Economics of Climate Forecast Applications

Rubas et al. (2006) presented a discussion on four methodologies economists use to model the decision-making process: decision theory, general equilibrium modeling, game theory, and mechanism design theory and suggested that climate forecast issues are ripe for more innovative and rigorous studies that can lead to theoretical advances in the economics of information as well as advances in climate sciences.

The most widely used form of decision theory assumes that preferences among risky alternatives can be described by maximizing net payoffs. The value of climate forecasts is the expected difference between the net payoffs when the forecasts are used to make optimal decisions, and the net payoffs when decisions are made optimally using only prior knowledge.

Game theory recognizes that the choices of individuals are interlinked. Unlike decision theory, in game theory, researchers must account for interactions between decision-makers and the combined effect their decisions may have on each other's payoffs.

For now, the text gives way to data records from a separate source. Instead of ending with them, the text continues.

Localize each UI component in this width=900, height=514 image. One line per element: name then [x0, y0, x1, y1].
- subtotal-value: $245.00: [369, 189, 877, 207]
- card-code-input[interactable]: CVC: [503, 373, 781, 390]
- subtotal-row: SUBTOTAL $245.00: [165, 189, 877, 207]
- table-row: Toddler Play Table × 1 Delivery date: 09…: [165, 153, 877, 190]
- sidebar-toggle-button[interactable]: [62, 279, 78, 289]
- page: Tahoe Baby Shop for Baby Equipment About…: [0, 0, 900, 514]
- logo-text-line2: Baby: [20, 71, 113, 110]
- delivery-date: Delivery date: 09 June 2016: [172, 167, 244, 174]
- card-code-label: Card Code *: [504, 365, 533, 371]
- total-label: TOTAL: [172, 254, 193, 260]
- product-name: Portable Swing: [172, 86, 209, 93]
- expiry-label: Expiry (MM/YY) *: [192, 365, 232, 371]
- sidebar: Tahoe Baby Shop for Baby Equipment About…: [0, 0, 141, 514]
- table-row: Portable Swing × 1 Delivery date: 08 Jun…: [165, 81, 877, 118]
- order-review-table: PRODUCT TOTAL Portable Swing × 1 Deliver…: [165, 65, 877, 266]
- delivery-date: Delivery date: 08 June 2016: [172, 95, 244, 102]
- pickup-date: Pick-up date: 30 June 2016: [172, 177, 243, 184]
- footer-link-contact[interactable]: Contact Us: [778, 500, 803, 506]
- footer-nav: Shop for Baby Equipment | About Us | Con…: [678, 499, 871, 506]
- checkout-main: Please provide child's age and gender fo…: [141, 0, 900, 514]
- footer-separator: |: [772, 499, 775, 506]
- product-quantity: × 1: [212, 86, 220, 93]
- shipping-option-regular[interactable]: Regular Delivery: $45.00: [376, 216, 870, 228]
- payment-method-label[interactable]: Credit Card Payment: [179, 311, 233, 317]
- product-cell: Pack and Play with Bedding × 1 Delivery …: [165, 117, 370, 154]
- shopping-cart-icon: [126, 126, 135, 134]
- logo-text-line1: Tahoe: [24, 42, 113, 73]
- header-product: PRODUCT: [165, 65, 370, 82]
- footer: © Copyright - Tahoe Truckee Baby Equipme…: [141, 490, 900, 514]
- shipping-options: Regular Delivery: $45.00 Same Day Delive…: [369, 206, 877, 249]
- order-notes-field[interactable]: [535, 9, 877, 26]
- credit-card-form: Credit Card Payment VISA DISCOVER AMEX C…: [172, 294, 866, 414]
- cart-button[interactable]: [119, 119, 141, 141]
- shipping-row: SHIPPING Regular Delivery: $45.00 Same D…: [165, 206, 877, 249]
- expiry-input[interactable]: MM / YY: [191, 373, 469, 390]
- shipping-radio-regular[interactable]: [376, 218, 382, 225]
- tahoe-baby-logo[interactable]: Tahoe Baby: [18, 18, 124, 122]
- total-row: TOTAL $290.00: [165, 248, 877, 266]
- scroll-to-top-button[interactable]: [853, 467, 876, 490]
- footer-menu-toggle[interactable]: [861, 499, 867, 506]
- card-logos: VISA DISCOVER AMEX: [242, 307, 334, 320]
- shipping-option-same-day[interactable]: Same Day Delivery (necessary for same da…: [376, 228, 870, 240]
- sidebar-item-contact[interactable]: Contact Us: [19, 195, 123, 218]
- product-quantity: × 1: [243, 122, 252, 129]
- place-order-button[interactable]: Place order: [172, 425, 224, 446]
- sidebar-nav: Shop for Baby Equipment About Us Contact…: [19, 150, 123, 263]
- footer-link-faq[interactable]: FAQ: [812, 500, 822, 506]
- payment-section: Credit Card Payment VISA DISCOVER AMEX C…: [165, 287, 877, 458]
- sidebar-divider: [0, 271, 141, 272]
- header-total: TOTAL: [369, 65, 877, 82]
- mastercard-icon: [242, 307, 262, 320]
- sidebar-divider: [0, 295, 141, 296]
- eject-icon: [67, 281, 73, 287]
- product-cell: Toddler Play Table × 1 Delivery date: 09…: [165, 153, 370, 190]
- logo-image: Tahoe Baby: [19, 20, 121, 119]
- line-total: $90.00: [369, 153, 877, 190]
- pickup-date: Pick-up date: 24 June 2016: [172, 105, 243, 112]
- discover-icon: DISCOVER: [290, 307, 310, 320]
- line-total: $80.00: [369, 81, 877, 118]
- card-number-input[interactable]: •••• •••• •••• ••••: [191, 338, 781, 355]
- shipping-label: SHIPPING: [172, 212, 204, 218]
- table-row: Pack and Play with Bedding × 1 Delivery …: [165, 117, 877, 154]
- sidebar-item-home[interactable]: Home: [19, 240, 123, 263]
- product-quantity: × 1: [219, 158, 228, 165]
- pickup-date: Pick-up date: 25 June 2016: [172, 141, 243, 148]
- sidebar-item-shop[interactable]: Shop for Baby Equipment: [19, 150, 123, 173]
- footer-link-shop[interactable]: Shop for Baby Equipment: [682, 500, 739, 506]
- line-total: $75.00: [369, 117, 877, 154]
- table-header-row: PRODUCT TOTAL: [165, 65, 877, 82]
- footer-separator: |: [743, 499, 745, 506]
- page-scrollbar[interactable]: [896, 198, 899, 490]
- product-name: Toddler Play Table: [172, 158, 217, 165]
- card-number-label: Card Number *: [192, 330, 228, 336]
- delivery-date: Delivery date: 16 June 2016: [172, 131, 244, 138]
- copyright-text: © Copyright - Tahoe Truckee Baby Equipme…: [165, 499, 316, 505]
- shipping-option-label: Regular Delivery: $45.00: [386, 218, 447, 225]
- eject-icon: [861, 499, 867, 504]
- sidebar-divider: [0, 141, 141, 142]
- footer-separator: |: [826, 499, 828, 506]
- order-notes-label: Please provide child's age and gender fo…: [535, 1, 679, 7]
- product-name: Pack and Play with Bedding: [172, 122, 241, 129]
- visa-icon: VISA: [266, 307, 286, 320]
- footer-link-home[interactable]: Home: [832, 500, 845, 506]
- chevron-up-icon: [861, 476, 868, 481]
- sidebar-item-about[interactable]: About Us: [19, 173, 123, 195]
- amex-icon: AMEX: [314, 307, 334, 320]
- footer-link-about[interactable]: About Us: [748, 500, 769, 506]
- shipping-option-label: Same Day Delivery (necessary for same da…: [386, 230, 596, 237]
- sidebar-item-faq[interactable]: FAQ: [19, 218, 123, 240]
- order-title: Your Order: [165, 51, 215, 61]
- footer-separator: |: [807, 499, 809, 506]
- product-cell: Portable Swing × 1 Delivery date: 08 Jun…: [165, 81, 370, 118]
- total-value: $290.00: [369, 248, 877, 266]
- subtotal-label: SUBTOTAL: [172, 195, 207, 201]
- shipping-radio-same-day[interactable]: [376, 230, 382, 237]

General equilibrium modeling attempts to account for all decision-makers, all possible decisions, and their impacts on the market prices of all relevant commodities. Studies have used general equilibrium concepts to develop simpler partial equilibrium models, sector models, and trade models of particular crops to examine the effects of climate forecast use (Chen and McCarl 2000; Chen et al. 2002).

Decision theory, game theory, and general equilibrium modeling vary in the number of decision-makers and decisions modeled, but all assume that the rules of the process are fixed. In mechanism design, the rules players operate under become part of the process. In climate forecast applications, the goal is to find the set of market and institutional rules that maximize the net benefits associated with climate forecast use.

Rubas et al. (2006) explained that decision-making using climate forecasts has generally been treated by the social sciences as an applied issue and not as an issue that can be used to advance theory. She argued that combining research on technology adoption, climate forecasts, and the economics of information would allow researchers to combine cutting-edge issues from different disciplines. Economic thinking applied to climate applications has already: (a) contributed to our understanding of how to incorporate uncertain information into decision-making, (b) proven to be a good bridge between the physical and social sciences and decision-makers, by translating climate-sensitive biophysical information into viable resource allocation choices, and (c) revealed the conditions under which decision-makers can benefit from climate information.